The above figure illustrates an example. The stations are represented by vertices and the roads correspond to the edges. The number on an edge is the time taken to reach one end station from another. The number written inside a vertex S is the current number of bikes stored at S. Given that the maximum capacity of each station is 10. To solve the problem at S3, we have 2 different shortest paths:
-
PBMC -> S1-> S3. In this case, 4
bikes must be sent from PBMC, because we can collect 1 bike from
S1 and then take 5 bikes to S3, so that both stations will be in perfect conditions. -
PBMC -> S2-> S3. This path requires
the same time as path 1, but only 3 bikes sent from PBMC and hence is
the one that will be chosen.
Input Specification:
Each input file contains one test case.
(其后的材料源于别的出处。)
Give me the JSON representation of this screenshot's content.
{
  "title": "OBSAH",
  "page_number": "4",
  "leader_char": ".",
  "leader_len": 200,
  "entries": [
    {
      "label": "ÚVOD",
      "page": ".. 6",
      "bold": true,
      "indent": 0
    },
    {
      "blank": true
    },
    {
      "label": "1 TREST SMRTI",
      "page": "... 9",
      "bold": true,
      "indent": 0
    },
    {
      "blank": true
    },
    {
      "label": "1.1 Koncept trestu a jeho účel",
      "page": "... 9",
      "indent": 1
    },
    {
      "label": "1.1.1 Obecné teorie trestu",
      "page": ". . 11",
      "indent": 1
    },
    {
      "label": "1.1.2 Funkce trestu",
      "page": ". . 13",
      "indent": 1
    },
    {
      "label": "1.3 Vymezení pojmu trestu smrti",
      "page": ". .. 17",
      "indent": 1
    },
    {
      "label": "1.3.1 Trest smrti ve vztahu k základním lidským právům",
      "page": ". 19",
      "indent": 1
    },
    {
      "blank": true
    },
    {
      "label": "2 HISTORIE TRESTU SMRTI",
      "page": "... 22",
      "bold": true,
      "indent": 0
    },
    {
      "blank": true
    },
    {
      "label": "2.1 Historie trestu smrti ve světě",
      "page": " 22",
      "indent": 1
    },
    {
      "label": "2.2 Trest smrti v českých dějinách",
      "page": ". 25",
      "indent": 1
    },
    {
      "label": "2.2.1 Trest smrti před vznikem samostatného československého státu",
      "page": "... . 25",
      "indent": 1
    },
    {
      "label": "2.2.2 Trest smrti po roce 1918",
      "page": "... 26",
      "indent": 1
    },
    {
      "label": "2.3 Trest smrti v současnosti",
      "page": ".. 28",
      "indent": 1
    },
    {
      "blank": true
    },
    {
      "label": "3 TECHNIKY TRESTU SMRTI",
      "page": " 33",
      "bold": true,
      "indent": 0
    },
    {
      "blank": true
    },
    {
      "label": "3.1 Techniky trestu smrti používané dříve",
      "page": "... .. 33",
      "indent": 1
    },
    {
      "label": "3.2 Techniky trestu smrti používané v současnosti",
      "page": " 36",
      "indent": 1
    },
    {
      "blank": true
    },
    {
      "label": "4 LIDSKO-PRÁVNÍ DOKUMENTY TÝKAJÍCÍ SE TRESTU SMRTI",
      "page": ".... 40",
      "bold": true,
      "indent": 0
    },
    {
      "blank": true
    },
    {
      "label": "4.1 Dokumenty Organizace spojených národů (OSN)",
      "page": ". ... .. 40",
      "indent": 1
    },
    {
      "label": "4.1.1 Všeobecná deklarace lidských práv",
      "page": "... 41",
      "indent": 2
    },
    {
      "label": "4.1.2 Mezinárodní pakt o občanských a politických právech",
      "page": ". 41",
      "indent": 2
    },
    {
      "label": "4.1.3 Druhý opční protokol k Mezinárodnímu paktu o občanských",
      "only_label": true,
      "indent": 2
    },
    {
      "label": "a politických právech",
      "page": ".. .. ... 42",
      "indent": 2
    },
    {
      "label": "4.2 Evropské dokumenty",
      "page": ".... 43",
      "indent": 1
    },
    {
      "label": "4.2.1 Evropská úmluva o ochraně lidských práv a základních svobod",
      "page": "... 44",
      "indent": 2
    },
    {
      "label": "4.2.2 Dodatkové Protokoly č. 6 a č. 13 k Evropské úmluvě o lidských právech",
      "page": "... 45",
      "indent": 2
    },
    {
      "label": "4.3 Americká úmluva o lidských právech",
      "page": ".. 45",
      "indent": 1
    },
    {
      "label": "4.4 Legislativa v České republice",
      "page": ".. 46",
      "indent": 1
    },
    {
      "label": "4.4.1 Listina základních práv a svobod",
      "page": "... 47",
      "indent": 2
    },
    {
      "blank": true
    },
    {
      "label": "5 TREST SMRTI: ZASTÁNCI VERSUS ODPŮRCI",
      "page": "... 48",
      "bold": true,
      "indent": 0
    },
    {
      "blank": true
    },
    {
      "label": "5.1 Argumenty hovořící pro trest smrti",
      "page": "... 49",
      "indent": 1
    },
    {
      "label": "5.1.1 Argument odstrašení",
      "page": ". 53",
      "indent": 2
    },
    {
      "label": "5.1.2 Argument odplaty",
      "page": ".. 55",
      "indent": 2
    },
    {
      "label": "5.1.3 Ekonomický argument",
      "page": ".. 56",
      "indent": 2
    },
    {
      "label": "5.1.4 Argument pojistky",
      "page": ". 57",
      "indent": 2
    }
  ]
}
For each case, the first line contains 4 numbers: Cmax(≤100), always an even number, is the maximum capacity of each station; N (≤500), the total number of stations; Sp, the index of the problem station (the stations are numbered from 1 to N, and PBMC is represented by the vertex 0); and M, the number of roads. The second line contains N non-negative numbers Ci (i=1,⋯,N) where each Ci is the current number of bikes at Sirespectively. Then M lines follow, each contains 3 numbers: Si, Sj, and Tij which describe the time Tij taken to move betwen stations Si and Sj. All the numbers in a line are separated by a space.
Output Specification:
For each test case, print your results in one line. First output the number of bikes that PBMC must send. Then after one space, output the path in the format: 0−>S1−>⋯−>Sp. Finally after another space, output the number of bikes that we must take back to PBMC after the condition of Sp is adjusted to perfect.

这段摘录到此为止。